Le gouvernement allemand rejette fermement l’idée d’un embargo immédiat sur le gaz et le pétrole russes, mais ne fait pas l’unanimité dans le pays où cette solution radicale est présentée, par certains, comme moralement nécessaire et économiquement gérable.
« Nous devons faire tout ce qui est en notre pouvoir pour soutenir les Ukrainiens dans leur combat contre Poutine et pour la liberté. Nous devons arrêter les affaires gazières et pétrolières de la Russie maintenant » : le député conservateur Norbert Röttgen est une des nombreuses personnalités qui ne se satisfont pas du refus de Berlin d’arrêter les importations d’hydrocarbures russes.
« Près d’un milliard d’euros sont versés chaque jour dans les coffres de guerre de Poutine, contrecarrant nos sanctions contre la banque centrale russe » et « pour de nombreux Ukrainiens, il sera trop tard si nous hésitons maintenant », a plaidé cette semaine, dans une tribune, cette figure du parti chrétien-démocrate CDU.

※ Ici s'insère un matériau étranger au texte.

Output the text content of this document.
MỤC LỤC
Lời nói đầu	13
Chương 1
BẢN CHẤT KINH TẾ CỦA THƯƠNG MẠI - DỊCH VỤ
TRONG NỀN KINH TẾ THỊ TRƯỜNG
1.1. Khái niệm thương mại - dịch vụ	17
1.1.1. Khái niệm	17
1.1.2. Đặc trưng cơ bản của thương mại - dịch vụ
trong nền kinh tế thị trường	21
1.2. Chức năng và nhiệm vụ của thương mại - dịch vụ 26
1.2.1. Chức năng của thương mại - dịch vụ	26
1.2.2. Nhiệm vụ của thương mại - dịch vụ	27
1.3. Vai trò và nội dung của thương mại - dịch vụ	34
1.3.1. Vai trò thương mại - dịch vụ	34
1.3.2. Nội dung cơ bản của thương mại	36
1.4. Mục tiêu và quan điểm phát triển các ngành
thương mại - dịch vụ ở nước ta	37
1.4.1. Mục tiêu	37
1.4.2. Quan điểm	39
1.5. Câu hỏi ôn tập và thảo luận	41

Dans le même camp politique, Christoph Heusgen, ancien conseiller diplomatique d’Angela Merkel, ne dit pas autre chose : « Nous avons assez de gaz pour finir l’hiver, pour l’été (…) les gens en Allemagne ont montré une telle solidarité avec les Ukrainiens qu’ils soutiendraient (un embargo) même s’il fait un peu plus froid dans leur salon. »
« Riche » Allemagne
Le sujet commence à mobiliser au sein de la majorité : « On ne fait pas d’affaires avec un régime criminel » et « le principe du business as usual ne peut s’appliquer lorsqu’il s’agit d’acheter du pétrole ou du gaz russe », s’est indignée mardi la présidente des jeunes du parti libéral FDP, allié de coalition des sociaux-démocrates d’Olaf Scholz et des écologistes.

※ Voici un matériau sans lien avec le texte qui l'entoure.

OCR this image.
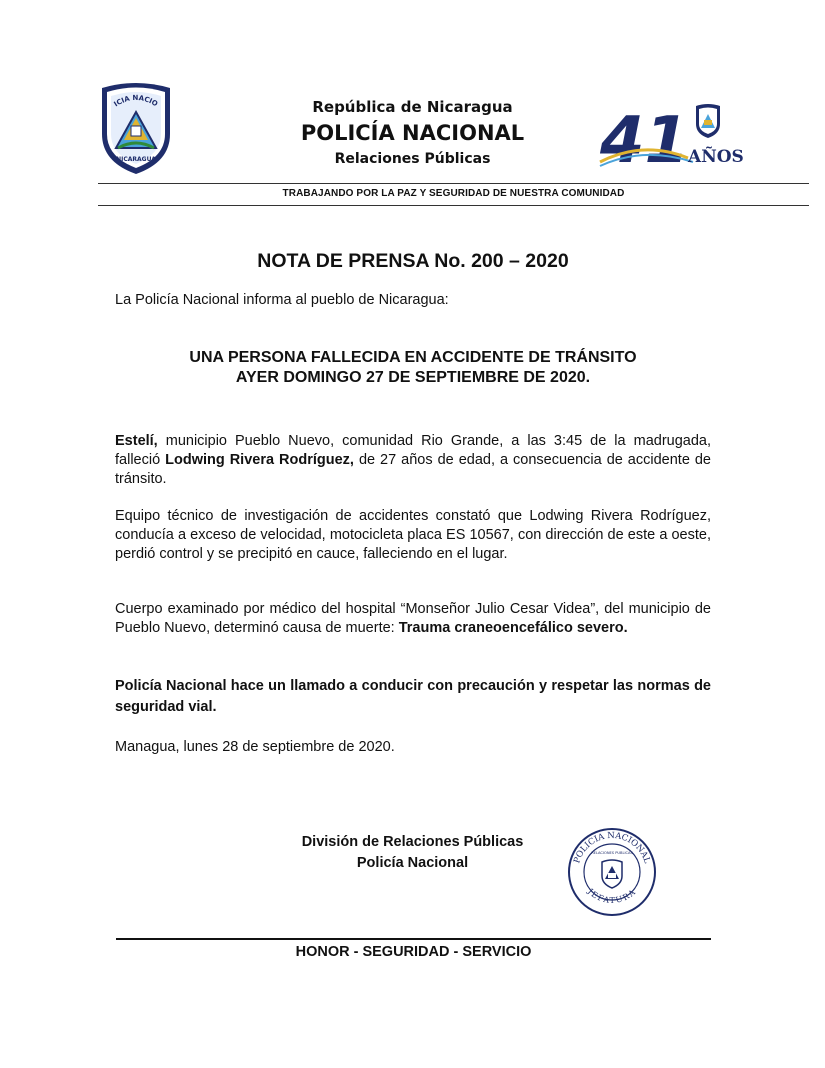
ICIA NACIO
NICARAGUA
República de Nicaragua
POLICÍA NACIONAL
Relaciones Públicas	41
AÑOS
TRABAJANDO POR LA PAZ Y SEGURIDAD DE NUESTRA COMUNIDAD
NOTA DE PRENSA No. 200 – 2020
La Policía Nacional informa al pueblo de Nicaragua:
UNA PERSONA FALLECIDA EN ACCIDENTE DE TRÁNSITO
AYER DOMINGO 27 DE SEPTIEMBRE DE 2020.
Estelí, municipio Pueblo Nuevo, comunidad Rio Grande, a las 3:45 de la madrugada, falleció Lodwing Rivera Rodríguez, de 27 años de edad, a consecuencia de accidente de tránsito.
Equipo técnico de investigación de accidentes constató que Lodwing Rivera Rodríguez, conducía a exceso de velocidad, motocicleta placa ES 10567, con dirección de este a oeste, perdió control y se precipitó en cauce, falleciendo en el lugar.
Cuerpo examinado por médico del hospital “Monseñor Julio Cesar Videa”, del municipio de Pueblo Nuevo, determinó causa de muerte: Trauma craneoencefálico severo.
Policía Nacional hace un llamado a conducir con precaución y respetar las normas de seguridad vial.
Managua, lunes 28 de septiembre de 2020.
División de Relaciones Públicas
Policía Nacional	POLICIA NACIONAL
RELACIONES PUBLICAS
JEFATURA
HONOR - SEGURIDAD - SERVICIO
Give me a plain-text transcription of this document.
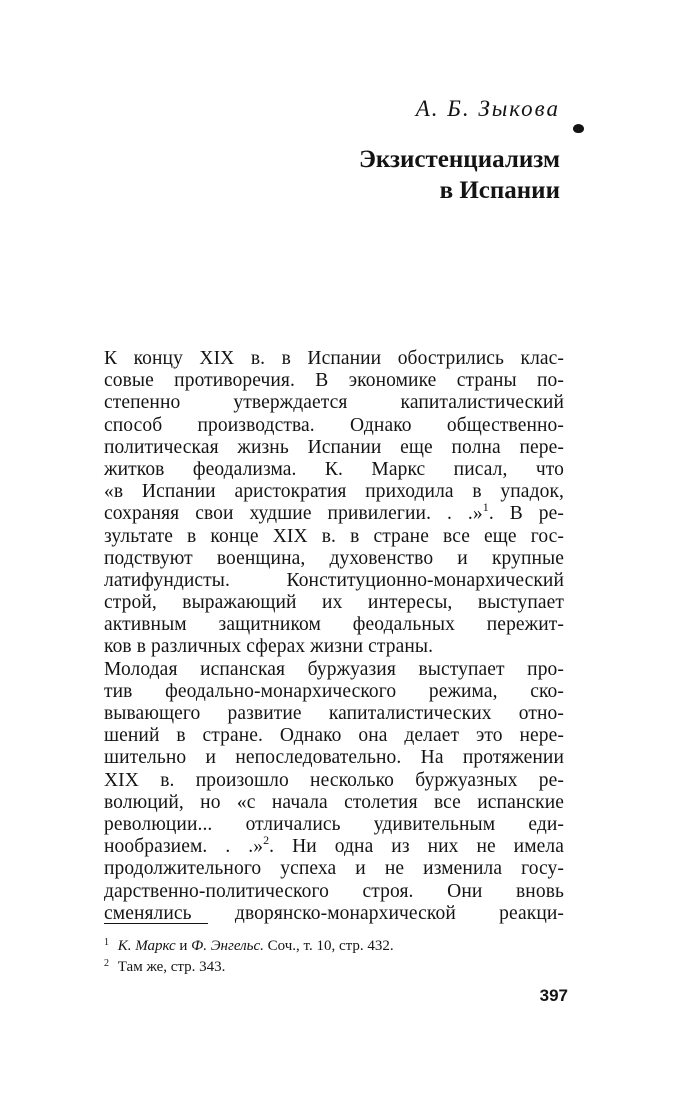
А. Б. Зыкова
Экзистенциализм
в Испании
К концу XIX в. в Испании обострились клас-
совые противоречия. В экономике страны по-
степенно утверждается капиталистический
способ производства. Однако общественно-
политическая жизнь Испании еще полна пере-
житков феодализма. К. Маркс писал, что
«в Испании аристократия приходила в упадок,
сохраняя свои худшие привилегии. . .»$^1$. В ре-
зультате в конце XIX в. в стране все еще гос-
подствуют военщина, духовенство и крупные
латифундисты. Конституционно-монархический
строй, выражающий их интересы, выступает
активным защитником феодальных пережит-
ков в различных сферах жизни страны.
Молодая испанская буржуазия выступает про-
тив феодально-монархического режима, ско-
вывающего развитие капиталистических отно-
шений в стране. Однако она делает это нере-
шительно и непоследовательно. На протяжении
XIX в. произошло несколько буржуазных ре-
волюций, но «с начала столетия все испанские
революции... отличались удивительным еди-
нообразием. . .»$^2$. Ни одна из них не имела
продолжительного успеха и не изменила госу-
дарственно-политического строя. Они вновь
сменялись дворянско-монархической реакци-
$^1$ К. Маркс и Ф. Энгельс. Соч., т. 10, стр. 432.
$^2$ Там же, стр. 343.
397
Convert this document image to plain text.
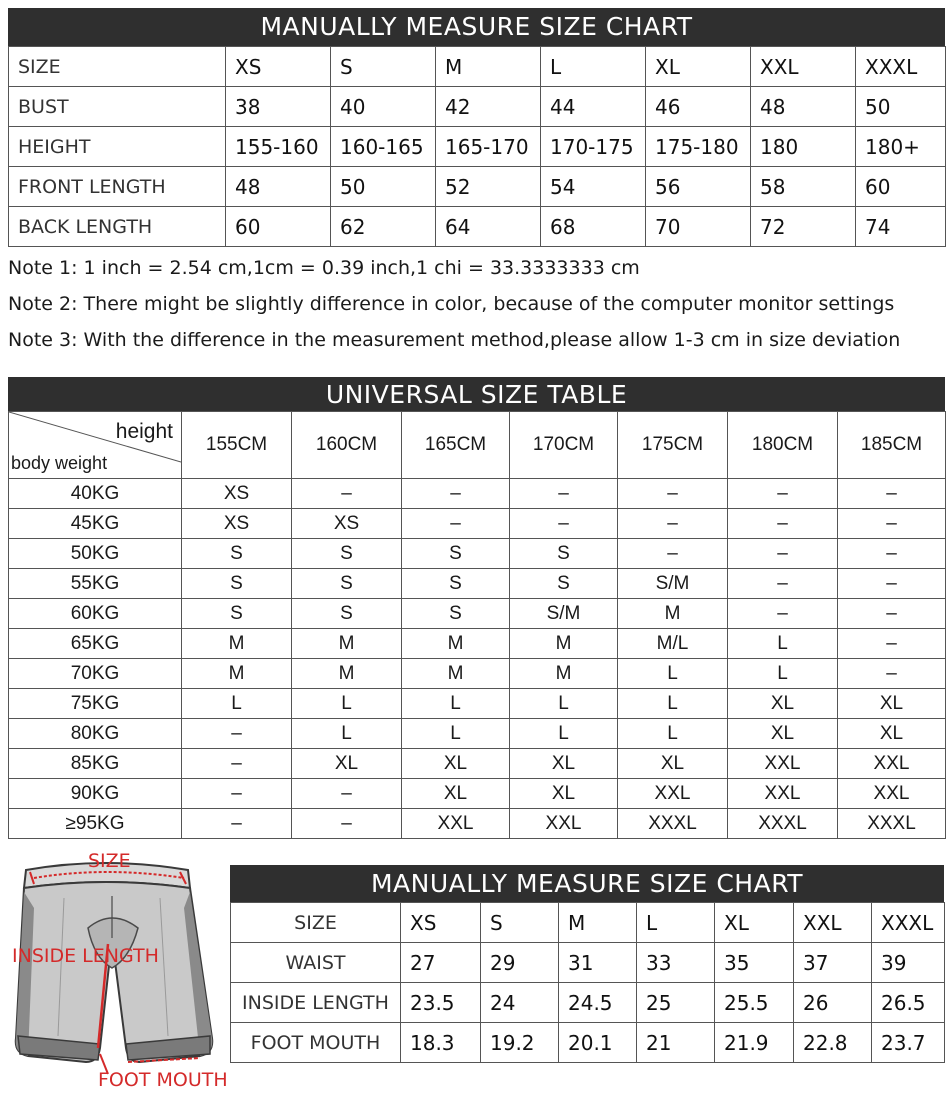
MANUALLY MEASURE SIZE CHART
SIZE	XS	S	M	L	XL	XXL	XXXL
BUST	38	40	42	44	46	48	50
HEIGHT	155-160	160-165	165-170	170-175	175-180	180	180+
FRONT LENGTH	48	50	52	54	56	58	60
BACK LENGTH	60	62	64	68	70	72	74
Note 1: 1 inch = 2.54 cm,1cm = 0.39 inch,1 chi = 33.3333333 cm
Note 2: There might be slightly difference in color, because of the computer monitor settings
Note 3: With the difference in the measurement method,please allow 1-3 cm in size deviation
UNIVERSAL SIZE TABLE
height
body weight	155CM	160CM	165CM	170CM	175CM	180CM	185CM
40KG	XS	–	–	–	–	–	–
45KG	XS	XS	–	–	–	–	–
50KG	S	S	S	S	–	–	–
55KG	S	S	S	S	S/M	–	–
60KG	S	S	S	S/M	M	–	–
65KG	M	M	M	M	M/L	L	–
70KG	M	M	M	M	L	L	–
75KG	L	L	L	L	L	XL	XL
80KG	–	L	L	L	L	XL	XL
85KG	–	XL	XL	XL	XL	XXL	XXL
90KG	–	–	XL	XL	XXL	XXL	XXL
≥95KG	–	–	XXL	XXL	XXXL	XXXL	XXXL
SIZE
INSIDE LENGTH
FOOT MOUTH
MANUALLY MEASURE SIZE CHART
SIZE	XS	S	M	L	XL	XXL	XXXL
WAIST	27	29	31	33	35	37	39
INSIDE LENGTH	23.5	24	24.5	25	25.5	26	26.5
FOOT MOUTH	18.3	19.2	20.1	21	21.9	22.8	23.7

« La riche République fédérale en particulier peut et doit se permettre » un tel embargo, plaide également un éditorial de la Süddeutsche Zeitung.
Jusqu’ici, le gouvernement d’Olaf Scholz est resté sourd à ces appels, expliquant inlassablement que le but des sanctions n’étaient pas de déstabiliser les pays qui les imposaient. Il faudra, expliquent ses ministres, une période de transition avant de pouvoir remplacer les hydrocarbures russes alors que l’Allemagne importe de Russie plus de la moitié de son gaz et de son charbon et environ un tiers de son pétrole.

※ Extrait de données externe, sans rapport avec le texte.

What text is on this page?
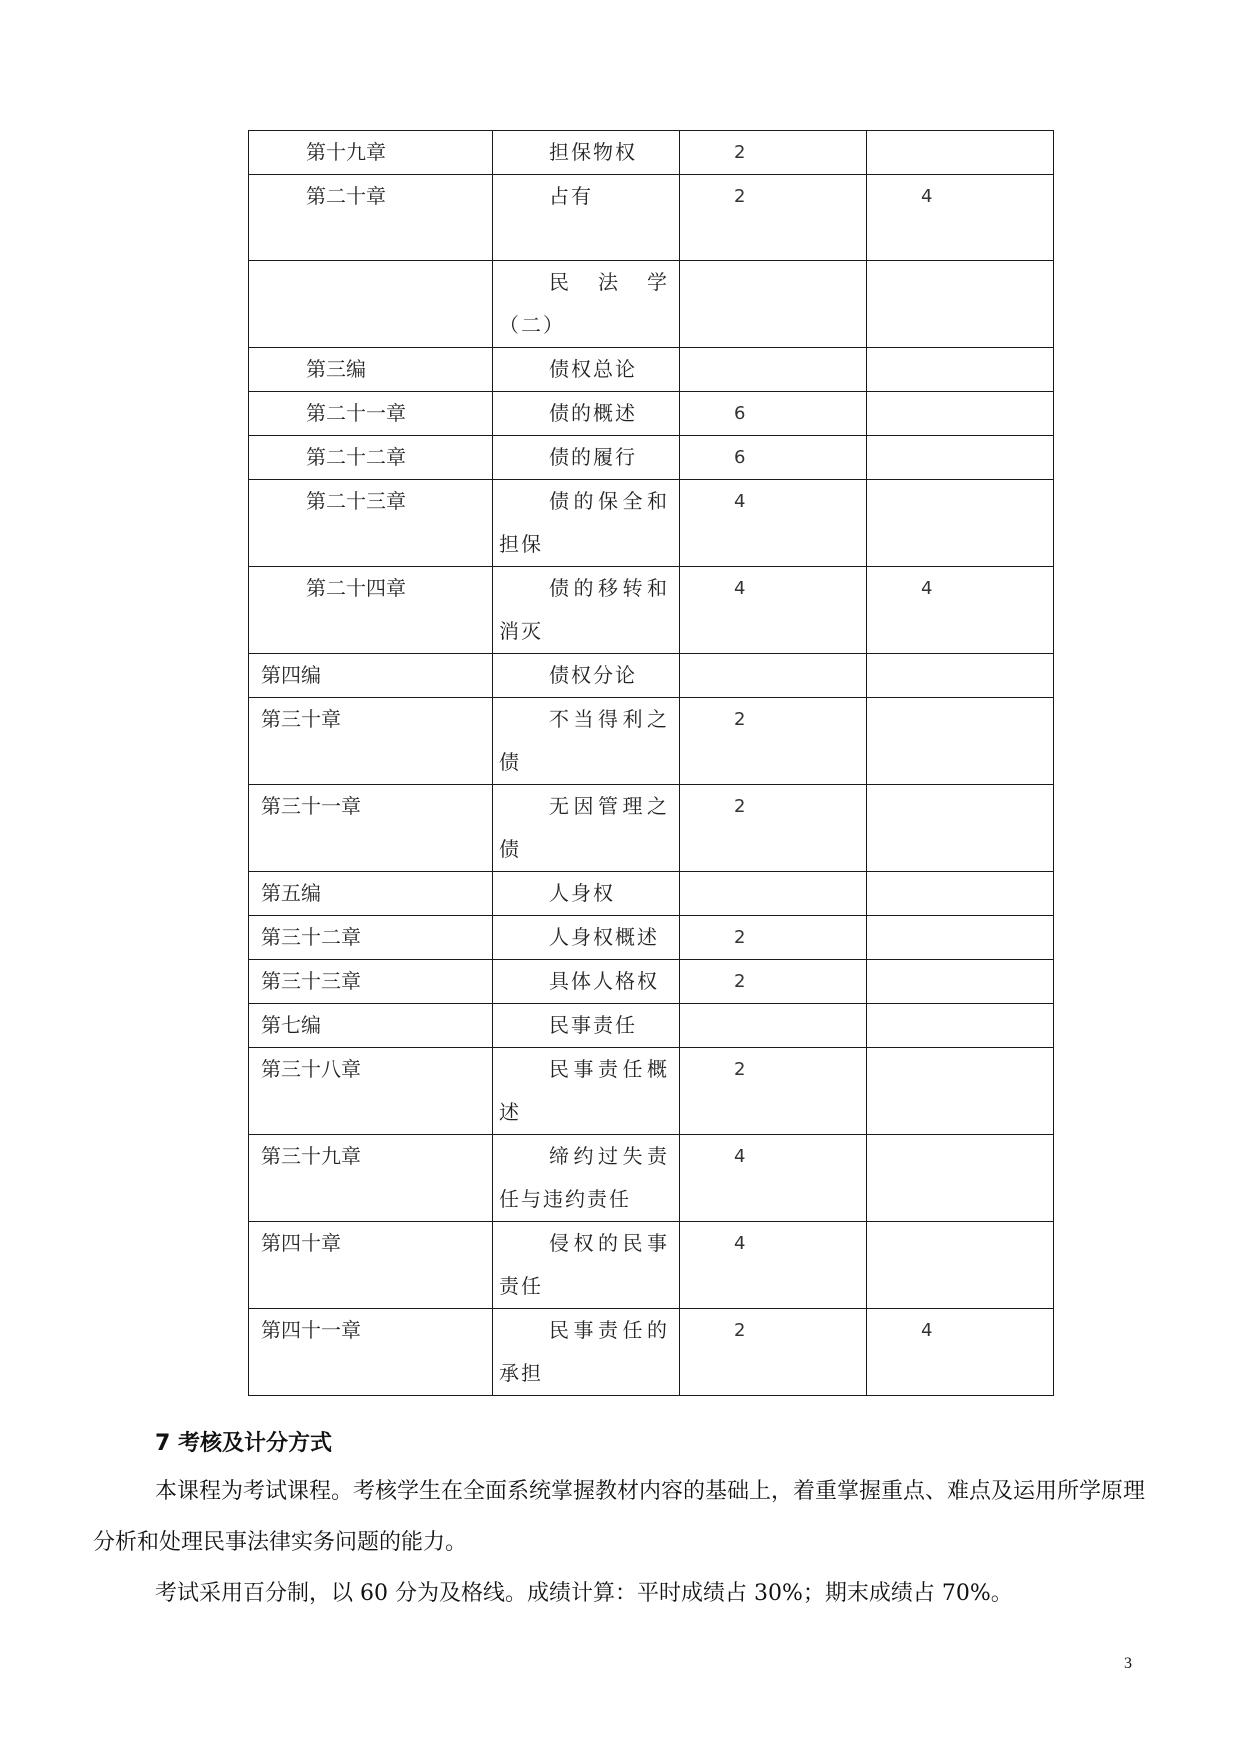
第十九章	担保物权	2	

第二十章	占有	2	4

	民法学（二）		

第三编	债权总论		

第二十一章	债的概述	6	

第二十二章	债的履行	6	

第二十三章	债的保全和担保	4	

第二十四章	债的移转和消灭	4	4

第四编	债权分论		

第三十章	不当得利之债	2	

第三十一章	无因管理之债	2	

第五编	人身权		

第三十二章	人身权概述	2	

第三十三章	具体人格权	2	

第七编	民事责任		

第三十八章	民事责任概述	2	

第三十九章	缔约过失责任与违约责任	4	

第四十章	侵权的民事责任	4	

第四十一章	民事责任的承担	2	4
7 考核及计分方式

本课程为考试课程。考核学生在全面系统掌握教材内容的基础上，着重掌握重点、难点及运用所学原理分析和处理民事法律实务问题的能力。

考试采用百分制，以 60 分为及格线。成绩计算：平时成绩占 30%；期末成绩占 70%。

3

« Si nous nous retrouvons dans une situation où les infirmières et les enseignants ne viennent plus travailler, où nous n’avons pas d’électricité pendant plusieurs jours (…) Poutine aura gagné une partie de la bataille, car il aura plongé d’autres pays dans le chaos », a mis en garde mardi la ministre des Affaires étrangères Annalena Baerbock.
Mais loin de ce scénario apocalyptique, plusieurs experts ne jugent pas déraisonnables, pour l’Allemagne, les conséquences d’un embargo sur les hydrocarbures russes.
Recul du PIB
Le cas le plus délicat est celui du gaz, car les importations de pétrole et de charbon en provenance de Russie peuvent être remplacées par d’autres pays fournisseurs, expliquent neuf économistes de renom dans une étude publiée cette semaine. Faute de pouvoir compenser entièrement le gaz russe par d’autres fournisseurs, ménages et entreprises « devraient accepter une baisse de l’approvisionnement de 30% », soit environ 8% de la consommation énergétique totale de l’Allemagne, selon leur étude.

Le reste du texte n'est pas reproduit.